The book is rated for teens 13+. It's technically not manga, but manga inspired. (The author is Italian, not Japanese.)
Language:
The language in question consisted of various uses of hell, damn, dragon shit, g'damn, piss off, screw you, and dumbass. It happens regularly throughout the book. Volume 2 has more and even a cut-off F-bomb.
Sexual Content:
So far there is very little, which is very refreshing. There's no innuendo or inappropriate jokes between major characters, and I haven't even seen any revealing clothing. The only thing that happens is in the first few pages when, as the girl character, Ayumi, is walking home, two men cat-call her, saying "Hey, nice private school uniform; Wanna take private lessons with us?" This happens in a small montage as she considers the frustrating things in her life. More on that below.
Alcohol & Substance Abuse:
Ayumi's mother is shown in a few panels to be an alcoholic. Ayumi walks into the house to see her mother over the couch looking wasted with either liquor or wine bottles in hand. The dialogue is short between them ("Mom, you should go to bed... fine, do what you want") and the scene doesn't get into much beyond showing you what's going on with her home life that is stressing her, which is a neglectful mother, a home filled with trash, and an absent father.
In the second volume, two characters smoke cigarettes together.
Violence:
Nothing that substantial.
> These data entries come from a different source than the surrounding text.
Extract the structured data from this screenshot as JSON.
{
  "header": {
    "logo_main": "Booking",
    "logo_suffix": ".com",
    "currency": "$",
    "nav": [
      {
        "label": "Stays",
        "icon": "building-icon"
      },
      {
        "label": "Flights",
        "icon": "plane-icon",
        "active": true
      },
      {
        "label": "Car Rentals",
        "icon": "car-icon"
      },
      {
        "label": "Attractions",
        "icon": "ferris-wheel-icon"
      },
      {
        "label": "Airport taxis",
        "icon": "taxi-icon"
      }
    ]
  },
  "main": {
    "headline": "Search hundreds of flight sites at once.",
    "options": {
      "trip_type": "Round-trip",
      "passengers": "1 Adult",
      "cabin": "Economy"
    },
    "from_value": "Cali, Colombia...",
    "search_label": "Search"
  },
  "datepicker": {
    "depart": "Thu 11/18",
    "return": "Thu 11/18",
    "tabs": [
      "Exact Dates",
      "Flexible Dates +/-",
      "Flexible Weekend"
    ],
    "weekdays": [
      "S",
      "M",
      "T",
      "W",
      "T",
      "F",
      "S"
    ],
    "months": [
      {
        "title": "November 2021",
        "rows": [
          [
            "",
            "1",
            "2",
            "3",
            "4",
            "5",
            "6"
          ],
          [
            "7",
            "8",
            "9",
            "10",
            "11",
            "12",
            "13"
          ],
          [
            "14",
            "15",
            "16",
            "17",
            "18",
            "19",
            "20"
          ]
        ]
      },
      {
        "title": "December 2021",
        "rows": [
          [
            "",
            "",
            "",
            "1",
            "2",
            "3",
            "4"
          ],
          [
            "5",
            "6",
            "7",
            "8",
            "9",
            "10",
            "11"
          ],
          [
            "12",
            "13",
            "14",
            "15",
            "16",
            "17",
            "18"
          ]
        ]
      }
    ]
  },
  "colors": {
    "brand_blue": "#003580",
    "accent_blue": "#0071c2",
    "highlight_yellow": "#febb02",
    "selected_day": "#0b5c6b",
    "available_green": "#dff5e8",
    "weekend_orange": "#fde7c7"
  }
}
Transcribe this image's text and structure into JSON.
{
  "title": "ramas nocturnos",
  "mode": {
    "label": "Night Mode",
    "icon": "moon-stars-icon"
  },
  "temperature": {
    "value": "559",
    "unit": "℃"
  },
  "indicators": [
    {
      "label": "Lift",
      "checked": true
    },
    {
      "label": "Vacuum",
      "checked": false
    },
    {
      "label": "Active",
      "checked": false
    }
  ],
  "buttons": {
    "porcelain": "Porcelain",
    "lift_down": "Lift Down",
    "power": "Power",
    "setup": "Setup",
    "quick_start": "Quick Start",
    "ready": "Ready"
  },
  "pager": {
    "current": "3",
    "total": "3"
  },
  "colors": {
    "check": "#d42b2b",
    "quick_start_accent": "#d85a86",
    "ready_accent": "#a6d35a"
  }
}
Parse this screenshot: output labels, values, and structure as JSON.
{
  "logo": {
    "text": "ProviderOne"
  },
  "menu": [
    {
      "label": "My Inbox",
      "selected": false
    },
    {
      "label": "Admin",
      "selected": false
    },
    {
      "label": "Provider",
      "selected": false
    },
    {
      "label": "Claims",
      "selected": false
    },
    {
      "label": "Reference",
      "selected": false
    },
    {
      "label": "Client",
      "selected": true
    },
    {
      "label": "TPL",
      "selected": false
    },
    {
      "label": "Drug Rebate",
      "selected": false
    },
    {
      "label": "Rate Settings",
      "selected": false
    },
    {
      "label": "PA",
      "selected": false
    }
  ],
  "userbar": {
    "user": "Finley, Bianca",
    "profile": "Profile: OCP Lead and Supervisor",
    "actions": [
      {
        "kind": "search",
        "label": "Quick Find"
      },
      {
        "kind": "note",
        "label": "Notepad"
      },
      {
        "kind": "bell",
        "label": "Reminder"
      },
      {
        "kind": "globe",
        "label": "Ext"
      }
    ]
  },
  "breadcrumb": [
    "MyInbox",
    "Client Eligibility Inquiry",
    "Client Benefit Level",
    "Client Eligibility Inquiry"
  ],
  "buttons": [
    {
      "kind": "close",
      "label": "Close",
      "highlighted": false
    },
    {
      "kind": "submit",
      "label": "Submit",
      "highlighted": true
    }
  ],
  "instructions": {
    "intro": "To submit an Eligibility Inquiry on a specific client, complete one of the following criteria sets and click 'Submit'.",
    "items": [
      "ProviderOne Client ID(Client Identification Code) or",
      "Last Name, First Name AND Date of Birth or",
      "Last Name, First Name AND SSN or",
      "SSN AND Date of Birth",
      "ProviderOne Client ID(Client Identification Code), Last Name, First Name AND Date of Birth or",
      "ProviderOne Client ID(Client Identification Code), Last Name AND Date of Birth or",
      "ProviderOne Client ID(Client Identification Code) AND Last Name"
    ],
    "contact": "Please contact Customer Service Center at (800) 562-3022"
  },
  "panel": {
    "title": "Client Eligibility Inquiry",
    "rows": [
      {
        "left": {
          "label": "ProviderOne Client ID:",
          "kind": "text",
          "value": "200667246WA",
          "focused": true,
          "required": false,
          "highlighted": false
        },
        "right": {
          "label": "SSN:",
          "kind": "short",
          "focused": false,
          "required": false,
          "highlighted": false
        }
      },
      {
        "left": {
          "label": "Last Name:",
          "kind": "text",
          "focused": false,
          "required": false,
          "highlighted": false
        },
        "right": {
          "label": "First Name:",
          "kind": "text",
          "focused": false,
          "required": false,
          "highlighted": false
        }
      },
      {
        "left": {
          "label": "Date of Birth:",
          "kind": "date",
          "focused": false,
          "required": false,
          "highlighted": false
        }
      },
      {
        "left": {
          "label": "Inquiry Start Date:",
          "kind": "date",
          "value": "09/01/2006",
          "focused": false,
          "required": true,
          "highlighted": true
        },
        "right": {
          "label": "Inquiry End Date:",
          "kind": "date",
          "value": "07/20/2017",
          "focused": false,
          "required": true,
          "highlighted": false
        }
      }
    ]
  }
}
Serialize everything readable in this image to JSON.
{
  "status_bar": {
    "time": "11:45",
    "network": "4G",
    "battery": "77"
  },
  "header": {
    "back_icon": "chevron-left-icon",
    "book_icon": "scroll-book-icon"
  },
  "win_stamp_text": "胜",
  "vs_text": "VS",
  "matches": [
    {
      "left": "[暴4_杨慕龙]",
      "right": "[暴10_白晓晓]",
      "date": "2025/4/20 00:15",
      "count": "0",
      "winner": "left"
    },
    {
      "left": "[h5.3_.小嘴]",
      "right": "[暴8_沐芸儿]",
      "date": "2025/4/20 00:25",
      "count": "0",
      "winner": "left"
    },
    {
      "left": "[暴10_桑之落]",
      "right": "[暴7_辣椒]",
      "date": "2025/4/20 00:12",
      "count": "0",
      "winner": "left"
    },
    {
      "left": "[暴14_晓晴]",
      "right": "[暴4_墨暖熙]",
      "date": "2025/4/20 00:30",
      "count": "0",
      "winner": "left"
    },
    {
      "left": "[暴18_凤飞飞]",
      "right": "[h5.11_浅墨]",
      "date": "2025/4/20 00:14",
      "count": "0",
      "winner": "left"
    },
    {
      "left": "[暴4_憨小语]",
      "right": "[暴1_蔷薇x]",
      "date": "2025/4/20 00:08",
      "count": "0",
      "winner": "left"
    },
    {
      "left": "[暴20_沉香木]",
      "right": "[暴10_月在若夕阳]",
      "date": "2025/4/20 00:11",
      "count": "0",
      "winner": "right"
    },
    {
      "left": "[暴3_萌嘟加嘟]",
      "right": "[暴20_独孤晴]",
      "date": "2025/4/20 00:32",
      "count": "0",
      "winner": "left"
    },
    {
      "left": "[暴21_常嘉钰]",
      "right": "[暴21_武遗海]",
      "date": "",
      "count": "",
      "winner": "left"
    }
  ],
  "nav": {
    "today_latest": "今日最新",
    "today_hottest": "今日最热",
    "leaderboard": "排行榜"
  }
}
No blood or gore. The fighting revolves around controlling elements, similar to 'Avatar: the Last Airbender' in that characters called 'Saigami' can essentially bend. Elements so far have been fire, water, earth, and air. There are also magical monsters someone mysterious sent after them while they were traveling.
Overall, I have not enjoyed this series due to the prolific use of heavier language, and the cigarettes really put me off in the second volume. We have enough issues with kids vaping in school restrooms as it is without using cigarettes to make characters look edgy and supposedly cool. The magic system is something we've already seen (Avatar: tLA) and the world building isn't interesting or fleshed out enough to make up for it in my opinion. The only genuinely good qualities at the moment seem to be the lack of sexualizing the female character and a focus on characters helping each other.